Josh Johnson is 6'7" and throws straight over the top, almost throwing straight down to the hitter. He is a three pitch pitcher, throwing a 93-97 mph fastball (95 mph average), a plus 88 mph slider with sharp and late bite (28% of pitches), and an occassional 87 mph change-up that sinks away from left-handers. He has increased his use of the slider over the past few years, and his velocity increased after coming back from Tommy John Surgery (pre-surgery he was throwing 92 mph). His fastball/slider combination is one of the best in the game, and he generates a ton of swings and misses, 11.8% last year, a career high (league average is 8.5%). He also a first pitch strike 65% of the time (league average 59%).

Josh Johnson is one of the top pitchers in the National League, and he will be tough to beat if he's on top of his game (if he can stay healthy).

That's not pretty and what is referred to as the "inverted W"

As a reminder, Long Live Shea Stadium will provide the opposing pitcher's scouting report each day before the game. Be sure to check back for the rest of the weekend starters (Nolasco and J Vasquez)

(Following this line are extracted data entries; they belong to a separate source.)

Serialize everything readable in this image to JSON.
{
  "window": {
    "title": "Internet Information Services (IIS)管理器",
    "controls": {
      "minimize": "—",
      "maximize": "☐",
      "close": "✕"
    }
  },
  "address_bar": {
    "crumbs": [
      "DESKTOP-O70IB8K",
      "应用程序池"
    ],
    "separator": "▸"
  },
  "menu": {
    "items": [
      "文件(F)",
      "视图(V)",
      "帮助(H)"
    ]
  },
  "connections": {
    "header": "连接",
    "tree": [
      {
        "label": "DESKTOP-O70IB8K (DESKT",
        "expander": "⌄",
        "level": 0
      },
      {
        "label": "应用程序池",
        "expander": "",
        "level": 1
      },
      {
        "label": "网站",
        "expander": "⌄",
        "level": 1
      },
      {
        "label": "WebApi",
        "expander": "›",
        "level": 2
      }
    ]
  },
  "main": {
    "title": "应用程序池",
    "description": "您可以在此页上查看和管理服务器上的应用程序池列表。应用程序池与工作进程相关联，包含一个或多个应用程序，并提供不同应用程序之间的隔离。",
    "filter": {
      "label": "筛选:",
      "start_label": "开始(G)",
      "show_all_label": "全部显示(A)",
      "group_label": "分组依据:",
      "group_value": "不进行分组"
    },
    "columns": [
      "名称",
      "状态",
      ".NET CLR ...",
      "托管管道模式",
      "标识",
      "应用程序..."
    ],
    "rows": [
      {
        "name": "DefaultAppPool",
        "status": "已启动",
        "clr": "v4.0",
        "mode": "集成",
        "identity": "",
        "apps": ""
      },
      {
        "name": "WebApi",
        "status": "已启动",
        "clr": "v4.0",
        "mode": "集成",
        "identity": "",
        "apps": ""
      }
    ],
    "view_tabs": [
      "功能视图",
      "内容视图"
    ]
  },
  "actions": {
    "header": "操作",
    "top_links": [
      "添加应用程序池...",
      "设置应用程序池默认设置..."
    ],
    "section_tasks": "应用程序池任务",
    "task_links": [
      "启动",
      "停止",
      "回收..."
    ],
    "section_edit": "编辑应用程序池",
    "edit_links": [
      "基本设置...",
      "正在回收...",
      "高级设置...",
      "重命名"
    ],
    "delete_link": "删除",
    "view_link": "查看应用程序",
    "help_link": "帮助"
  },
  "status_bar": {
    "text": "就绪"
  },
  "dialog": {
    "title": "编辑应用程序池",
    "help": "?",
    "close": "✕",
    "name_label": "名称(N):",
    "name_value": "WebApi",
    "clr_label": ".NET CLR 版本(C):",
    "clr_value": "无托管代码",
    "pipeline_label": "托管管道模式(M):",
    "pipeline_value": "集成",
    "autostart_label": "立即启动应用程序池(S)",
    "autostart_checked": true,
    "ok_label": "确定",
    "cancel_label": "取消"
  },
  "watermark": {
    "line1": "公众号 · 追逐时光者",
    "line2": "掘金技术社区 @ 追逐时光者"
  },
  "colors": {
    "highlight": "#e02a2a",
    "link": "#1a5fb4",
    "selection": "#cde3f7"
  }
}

  1. he is an ok pitcher that can become good because 11-6 is only decent for a 3rd man in your rotation. He will become an ace when it becomes 17-3, the era is in the right area though, also 9k per 9 innings it very good, but if he gets up to 12 or 13 you have a very good pitcher. Lets be honest though if he becomes an ace who is capable of winning 20 games the Yankees will probably just use there money to get him.

  2. Thanks for the comment, but I have to disagree. Anyone who finishes in the top 5 of Cy Young Voting is likely to be considered an ace, especially with his numbers and stuff. Wins are fickle and not a true measure of a pitcher's performance.